Paul Ginsburg, Ph.D., a nationally known economist and health policy expert, is president of HSC, a nonpartisan policy research organization in Washington, D.C., funded in part by the Robert Wood Johnson Foundation. Ginsburg is a noted speaker and commentator on changes taking place in the health care system. His recent research topics have included cost trends and drivers, Medicare physician and hospital payment policy, consumer-directed health care, the future of employer-based health insurance, and competition in health care. In 2008, for the sixth time, Ginsburg was named by Modern Healthcare as one of "The 100 Most Powerful People in Healthcare." He received the first annual Health Services Research Impact Award from AcademyHealth, the professional association for health policy researchers and analysts. He is a founding member of the National Academy of Social Insurance, a public trustee of the American Academy of Ophthalmology and served two elected terms on the board of AcademyHealth. Before founding HSC, Ginsburg was the executive director of the Physician Payment Review Commission (PPRC), created by Congress to provide nonpartisan advice about Medicare and Medicaid payment issues. Under his leadership, the PPRC developed the Medicare physician payment reform proposal that was enacted by Congress in 1989. Ginsburg previously worked for the RAND Corp. and the Congressional Budget Office. He earned his doctorate in economics from Harvard University.

Jason Spangler, M.D., M.P.H. - Managing Senior Fellow, Partnership for Prevention

Jason Spangler, M.D., M.P.H., is a managing senior fellow and senior program officer at Partnership for Prevention, a national, non-profit health policy research organization. He is the lead for Partnership’s health system activities, which comprise both healthcare and public health. His portfolio also includes Partnership’s Health Professionals Roundtable on Preventive Services, promotion of clinical preventive services and prevention policy. Prior to working at Partnership for Prevention, he was employed as a public health and health policy consultant with the Public Health and Policy group at Pfizer Inc. While at Pfizer, his work focused on health literacy, public health policy, and partnership management. Dr. Spangler graduated from the University of Pennsylvania. He received his medical degree at the Pennsylvania State University College of Medicine and completed his internal medicine residency at the University of Pittsburgh Medical Center. Following this residency, Dr. Spangler moved on to Johns Hopkins where he completed a general preventive medicine residency and did an additional year serving as chief resident of the program. He is board certified in general preventive medicine/public health.

Steven H. Woolf, M.D., M.P.H. - Professor of Family Medicine, Virginia Commonwealth University

Steven H. Woolf, M.D., M.P.H, is a professor in the departments of family medicine, epidemiology and community health at Virginia Commonwealth University and is director of the university’s Center on Human Needs.
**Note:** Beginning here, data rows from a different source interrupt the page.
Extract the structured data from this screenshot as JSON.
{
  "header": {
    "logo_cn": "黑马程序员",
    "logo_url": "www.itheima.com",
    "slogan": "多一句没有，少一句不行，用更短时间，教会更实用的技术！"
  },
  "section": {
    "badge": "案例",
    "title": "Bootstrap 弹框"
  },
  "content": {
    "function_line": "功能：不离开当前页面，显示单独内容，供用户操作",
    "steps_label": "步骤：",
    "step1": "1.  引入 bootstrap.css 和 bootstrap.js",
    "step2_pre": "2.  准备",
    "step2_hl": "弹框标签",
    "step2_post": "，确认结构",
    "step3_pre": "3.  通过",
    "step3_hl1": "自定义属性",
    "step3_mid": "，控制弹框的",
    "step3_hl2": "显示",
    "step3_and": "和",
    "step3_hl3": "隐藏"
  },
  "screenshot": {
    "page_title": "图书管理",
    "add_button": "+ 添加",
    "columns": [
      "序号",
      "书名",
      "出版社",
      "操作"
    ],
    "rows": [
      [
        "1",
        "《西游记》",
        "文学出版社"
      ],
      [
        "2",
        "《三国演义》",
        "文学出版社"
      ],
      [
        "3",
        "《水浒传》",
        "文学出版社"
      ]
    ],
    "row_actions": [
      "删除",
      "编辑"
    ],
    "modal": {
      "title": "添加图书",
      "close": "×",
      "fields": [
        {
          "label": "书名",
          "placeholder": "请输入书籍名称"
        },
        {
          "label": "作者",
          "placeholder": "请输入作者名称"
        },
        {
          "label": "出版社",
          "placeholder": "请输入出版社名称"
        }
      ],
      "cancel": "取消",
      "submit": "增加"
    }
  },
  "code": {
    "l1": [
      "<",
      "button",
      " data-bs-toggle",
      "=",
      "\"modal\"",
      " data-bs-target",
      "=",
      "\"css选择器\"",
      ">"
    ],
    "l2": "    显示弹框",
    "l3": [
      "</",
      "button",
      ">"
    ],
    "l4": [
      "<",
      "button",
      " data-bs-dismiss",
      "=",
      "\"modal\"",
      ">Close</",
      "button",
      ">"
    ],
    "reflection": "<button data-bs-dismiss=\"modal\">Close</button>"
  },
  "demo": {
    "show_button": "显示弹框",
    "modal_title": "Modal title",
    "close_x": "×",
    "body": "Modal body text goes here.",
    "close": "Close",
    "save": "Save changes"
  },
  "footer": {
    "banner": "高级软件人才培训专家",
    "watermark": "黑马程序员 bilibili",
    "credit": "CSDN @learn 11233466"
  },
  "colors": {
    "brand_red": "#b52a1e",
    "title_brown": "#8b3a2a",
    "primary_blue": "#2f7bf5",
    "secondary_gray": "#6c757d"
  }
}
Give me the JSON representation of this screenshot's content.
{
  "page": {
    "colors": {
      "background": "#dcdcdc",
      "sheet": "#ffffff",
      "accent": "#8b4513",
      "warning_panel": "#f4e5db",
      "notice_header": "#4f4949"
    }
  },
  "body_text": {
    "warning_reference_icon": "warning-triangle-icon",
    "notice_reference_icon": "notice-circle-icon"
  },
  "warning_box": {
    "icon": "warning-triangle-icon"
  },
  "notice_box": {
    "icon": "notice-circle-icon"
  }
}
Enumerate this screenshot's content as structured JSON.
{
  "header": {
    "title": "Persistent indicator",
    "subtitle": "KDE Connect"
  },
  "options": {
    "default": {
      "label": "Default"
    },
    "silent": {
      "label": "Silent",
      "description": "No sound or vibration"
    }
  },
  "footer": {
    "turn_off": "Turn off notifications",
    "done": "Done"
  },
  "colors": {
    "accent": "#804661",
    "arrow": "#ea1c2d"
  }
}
Dr. Woolf has published more than 150 articles in a career that has focused on evidence-based medicine and the development of evidence-based clinical practice guidelines, with a special focus on preventive medicine, cancer screening, quality improvement and social justice. From 1987 to 2002 he served as science advisor to, and then member of, the U.S. Preventive Services Task Force. Dr. Woolf edited the first two editions of the Guide to Clinical Preventive Services and is author of Health Promotion and Disease Prevention in Clinical Practice. He is associate editor of the American Journal of Preventive Medicine and served as North American editor of the British Medical Journal. He has consulted widely on various matters of health policy with government agencies and professional organizations in the United States and Europe, and in 2001 was elected to the Institute of Medicine. He received his medical degree from Emory University and underwent residency training in family medicine at Virginia Commonwealth University. Dr. Woolf is also a clinical epidemiologist and underwent training in preventive medicine and public health at Johns Hopkins University, where he received his M.P.H.